Son zamanlarda taşınma ve yerleşme işleri yüzünden Congresium'dan aldığım sıfır kilometre kitaplarımla sadece uzaktan bakışıyorduk. Yerleşip rahat bir nefes almamla beraber elime ilk İskender Pala'nın Katre-i Matem'ini aldım. Lale Devri'nin zevki sefasını ve sır perdelerini okumak fındık fıstıkla iyi gidiyor. :) Romanın kimi yerlerinde dil ağır, söylemedi demeyin...

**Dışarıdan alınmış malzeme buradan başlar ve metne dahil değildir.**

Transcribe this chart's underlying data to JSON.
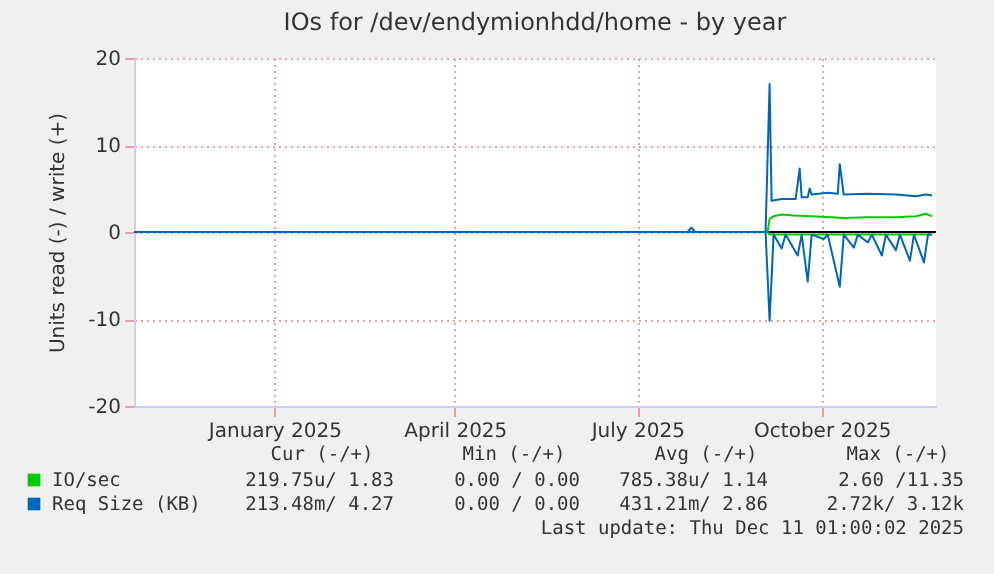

Roman, müzayededen alınan elyazması bir kitabın hikâyesi olarak başlıyor. Okurlar, bu elyazması kitabın açtığı kapıdan içeri giriyor, bir devre adını veren lalenin izinde İskender Palanın yarattığı etkileyici ve büyüleyici bir atmosferin içinde yol alıyor.



İstanbul bu romanda, karmaşası, heyecanı, isyanları, kalabalığı ile lalelere bürünüyor. Öyle ki lale sadece bir çiçek değil, bir yaşayış tarzı, estetik bir tavır, kültürel ve tarihsel bir birikim olarak İstanbulu, hatta tüm Osmanlıyı çevreliyor. İstanbul, doğal tüm güzelliklerinin, mimari şaheserlerinin tarihî debdebesi ile beraber lalezarlara, lale yarışlarına, lale şiirlerine bezeniyor; lalelerin şehri, renklerin şehri, yaprakların şehri haline dönüşüyor.

İskender Pala, Katre-i Matemde usta kalemiyle lalelere bezediği İstanbulda kavuşup doyulamayan, kavuşulamayıp yakan aşkların elemli ve Osmanlı hallerini de tüm ıstırap ve coşkularıyla anlatıyor. Sevdiğini, aşklarının ilk gecesinde kaybeden Şahinin macerasını anlatan roman, bu kaybın ardındaki esrarı çözmek için külhanlara, tomruklara, lalezarlara ve hatta Osmanlı sarayına kadar gidiyor. İşte bu yolculuk, okuru hiç ummadığı yerlerde hiç ummadığı maceralarla karşılaştırıyor.

Cinayetlerin gölgesiyle giderek gizemli bir hal alan olaylar Lale Devrine nihayet veren Patrona Halil İsyanının yakıcı siyasal çalkantılarıyla birlikte çözülmeye başlıyor. 

Keyifli okumalar...




Hiç yorum yok:

Yorum Gönder

Yukarıdaki yazıyla ilgili yorumunuzu alayım : )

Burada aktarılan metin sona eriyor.